The suit, filed in Newark, “seeks to restore the balance of power between the federal and state governments,” Craig Carpenito, the U.S. attorney in New Jersey, said in a statement.

In Pennsylvania, many county and municipal governments, including some in the Philadelphia suburbs, use their local manpower to actively assist federal immigration agents, often alerting those authorities to undocumented migrants in their custody. Other jurisdictions turn away from that.

In 2018, Bensalem officials dropped plans to have township police officers partner with ICE agents, amid opposition from scores of people who packed a public meeting and from organizations including the Anti-Defamation League and the Bucks County NAACP.

A year earlier Philadelphia officials fought and won a federal lawsuit after the Trump administration sought to withhold grant money unless the city agreed to help federal authorities identify and arrest undocumented migrants.

Murphy, speaking later Tuesday at Maple Shade High School, where he announced a new statewide mental-health initiative to help students, promised to vigorously defend against the lawsuit, saying the facts favor the state. Communities are safer when all people feel comfortable coming forward to report crimes, he said.

“This is cold-bloodedly about the safety and security of all nine million people who call this great state their home," Murphy said.

In 2018, state Attorney General Gurbir S. Grewal issued a sweeping directive that included two restrictions the Justice Department wants a federal judge to declare invalid. The “Immigrant Trust Directive” prohibits state officials from sharing information with ICE that relates to immigration status and to release dates of people in their custody. The directive also requires law-enforcement officials to promptly notify a detained individual if ICE has filed an “immigration detainer request” for that person.

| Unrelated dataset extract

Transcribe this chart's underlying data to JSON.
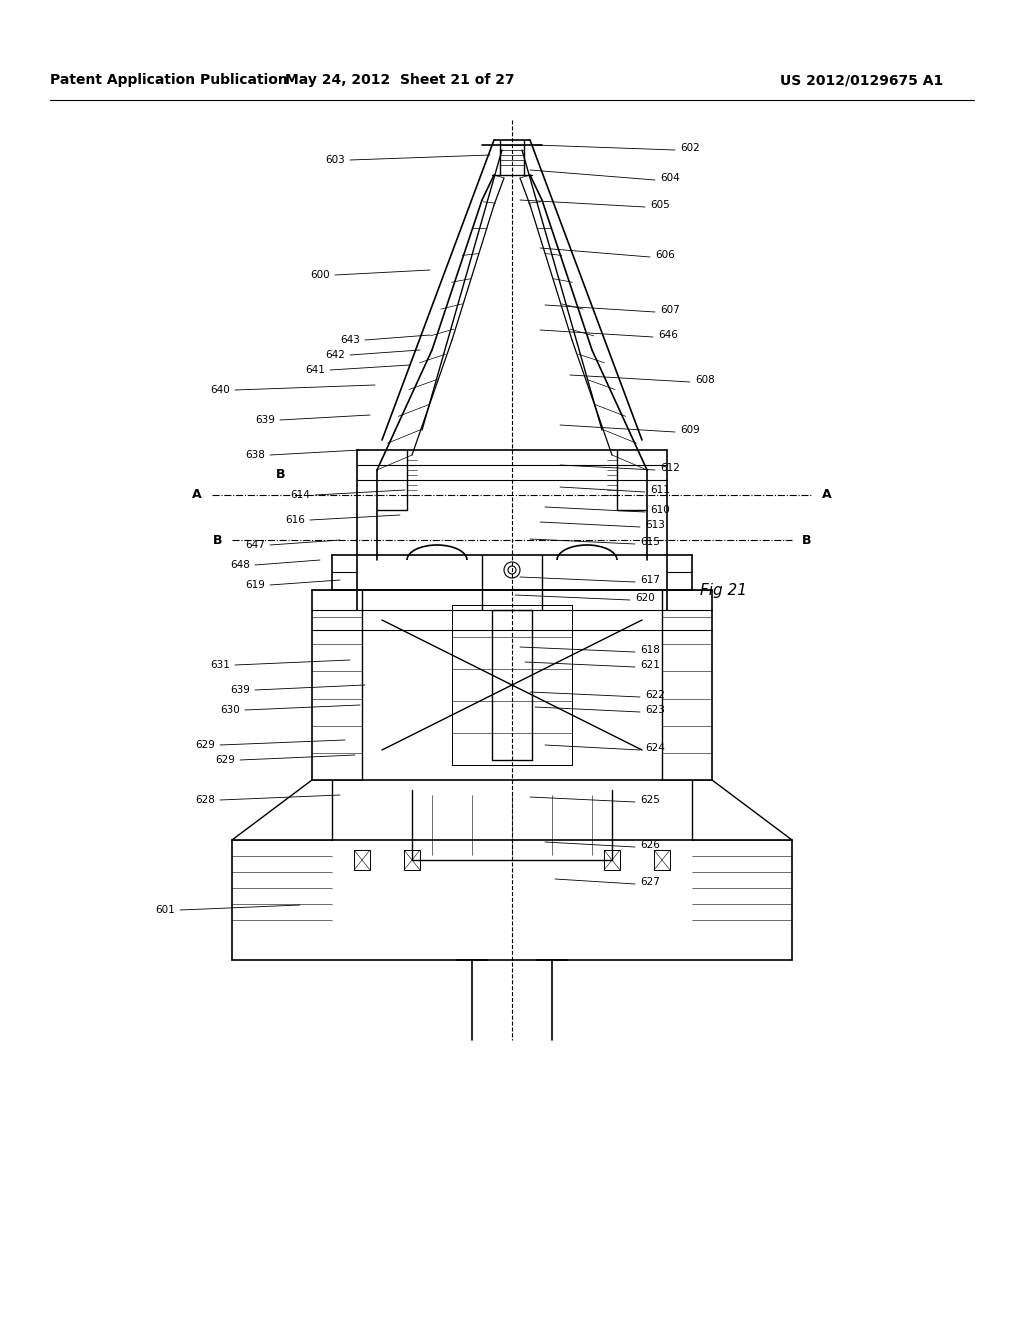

Those detainers have been highly controversial. ICE officials say they are valid, legally binding orders. But cities including Philadelphia say the detainers are merely administrative, issued by the agency on its own authority, and that ICE must get a signed judicial warrant if it wants local jurisdictions to hold and turnover detainees.

ACLU-NJ legal director Jeanne LoCicero called the lawsuit “another attempt by the Trump administration to intimidate immigrants” by eliminating “a critical tool for public safety and civil rights.”

The ACLU pledged to help defend the initiative in court.

“Our state has an important responsibility to keep communities safe,” LoCicero said, “and immigrants and their loved ones need to know that they will not be targeted for deportation just for reporting a crime or serving as a witness.“

And Johanna Calle, director of New Jersey Alliance for Immigrant Justice, said the lawsuit is "filled with egregious falsehoods. The directive to New Jersey law enforcement is clear and straightforward. It simply directs local police departments to use their already limited resources for protecting their local jurisdictions.”

ICE “continues to separate families, violates civil rights, and perpetuates violence in our communities,” Calle said. “When local and state law enforcement officers work with ICE, they are put at risk of violating the constitution.”